US President Donald Trump's tariff policies unveiled on Thursday are set to reset global trade, pose inflationary as well as recessionary risks to the world's largest economy, and damage consumer and business confidence.
A minimum 10% tariff on import of all goods into the US will kick in on April 5, and additional levies on major trading partners from April 9 will take the effective US tariff rate to near 25%.
Though such duties could lead to an increase of roughly $660 billion or 2.2% of GDP in US tax revenue, the flipside is a substantial jump in inflation, adding close to 2% to the consumer price index this year, according to JPMorgan.
"Full implementation of tariffs to lead to substantial macro-economic shock. If tariff hikes are sustained, it will likely push the US and global economy into recession this year," the investment bank said in a note.
According to Citi analysts, country-specific tariff rates are higher than expected, raising questions about what gets rolled back and how soon. If trade negotiations are unsuccessful, damage to consumer and business confidence is likely. The level of tariffs announced could reset the global trade order.

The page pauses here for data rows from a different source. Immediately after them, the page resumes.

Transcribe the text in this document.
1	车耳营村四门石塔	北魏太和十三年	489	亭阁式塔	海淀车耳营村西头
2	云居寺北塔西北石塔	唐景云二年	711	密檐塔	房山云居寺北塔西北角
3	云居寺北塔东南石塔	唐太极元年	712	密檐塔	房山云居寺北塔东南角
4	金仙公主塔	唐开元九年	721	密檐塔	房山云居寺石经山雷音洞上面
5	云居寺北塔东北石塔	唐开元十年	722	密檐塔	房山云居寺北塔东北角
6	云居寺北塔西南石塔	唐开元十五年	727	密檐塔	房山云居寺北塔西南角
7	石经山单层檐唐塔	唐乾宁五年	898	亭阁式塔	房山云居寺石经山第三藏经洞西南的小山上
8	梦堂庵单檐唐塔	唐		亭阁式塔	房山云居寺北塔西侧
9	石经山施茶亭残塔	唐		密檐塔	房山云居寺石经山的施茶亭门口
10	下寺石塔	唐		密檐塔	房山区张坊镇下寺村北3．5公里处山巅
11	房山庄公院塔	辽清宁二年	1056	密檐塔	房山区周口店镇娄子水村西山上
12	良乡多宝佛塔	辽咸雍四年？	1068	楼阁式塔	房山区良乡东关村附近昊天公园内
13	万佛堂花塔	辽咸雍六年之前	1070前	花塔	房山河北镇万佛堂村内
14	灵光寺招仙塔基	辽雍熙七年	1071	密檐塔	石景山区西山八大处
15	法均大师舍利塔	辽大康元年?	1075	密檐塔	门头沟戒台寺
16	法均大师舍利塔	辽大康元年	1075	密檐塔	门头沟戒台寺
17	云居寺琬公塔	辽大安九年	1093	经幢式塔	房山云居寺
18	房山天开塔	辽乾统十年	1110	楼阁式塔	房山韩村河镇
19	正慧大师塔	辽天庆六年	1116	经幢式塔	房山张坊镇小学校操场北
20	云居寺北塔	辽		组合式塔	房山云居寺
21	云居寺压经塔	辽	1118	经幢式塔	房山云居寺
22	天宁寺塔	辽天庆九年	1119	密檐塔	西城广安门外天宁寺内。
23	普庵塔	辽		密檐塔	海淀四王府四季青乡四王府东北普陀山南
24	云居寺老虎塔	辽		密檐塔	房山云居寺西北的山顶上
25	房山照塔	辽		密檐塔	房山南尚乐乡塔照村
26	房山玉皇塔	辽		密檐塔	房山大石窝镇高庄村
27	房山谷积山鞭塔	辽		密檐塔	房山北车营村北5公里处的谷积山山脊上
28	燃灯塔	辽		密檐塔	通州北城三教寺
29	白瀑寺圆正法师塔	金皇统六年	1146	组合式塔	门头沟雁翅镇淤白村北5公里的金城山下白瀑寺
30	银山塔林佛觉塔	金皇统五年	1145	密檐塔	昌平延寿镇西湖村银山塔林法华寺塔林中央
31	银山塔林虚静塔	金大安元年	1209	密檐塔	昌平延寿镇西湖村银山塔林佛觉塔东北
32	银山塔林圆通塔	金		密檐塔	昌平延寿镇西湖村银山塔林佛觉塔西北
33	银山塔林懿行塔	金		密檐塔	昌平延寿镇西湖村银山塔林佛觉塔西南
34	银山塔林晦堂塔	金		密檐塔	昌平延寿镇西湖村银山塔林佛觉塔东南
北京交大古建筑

Bernstein said Trump's declaration is likely a starting point for several months of back-channel negotiations with countries. Their analysis indicates that the tariffs are sweeping and significantly high, impacting a broad range of goods.
India's Advantage
India is one of the least-tariffed Asian exporters, positioning itself as a 'China+1' hub for US-bound production. With the lowest tariffs among major Asian exporters, India gains a relative edge, according to Prabhudas Lilladher.
Although it has no tariff advantage over Mexico, Central America, and African beneficiaries, within Asia, India holds the most favourable tariff position, a clear strategic upgrade.
That's a view shared by Bernstein analysts as well, who also say New Delhi will engage with Washington for a bilateral deal and safely navigate through tariff challenges.
However, Nomura said many of the Asian manufacturing companies have also relocated production to other parts of the world like ASEAN, India, and Mexico over the years. But given broad-based tariffs, that strategy will unlikely prove to be a complete mitigation strategy.
"An end-demand slowdown in the US due to potentially higher prices will also have an impact on the top-line of Asian exporters. Thus, the impact of slower top line and margins will have an impact on Asian earnings too," a note said.
Morgan Stanley said that with merchandise exports to the US being at 2.1% of India's GDP, the direct impact from Trump tariffs will likely be less severe. However, a slowdown in US growth and weak global trade momentum will impact external demand.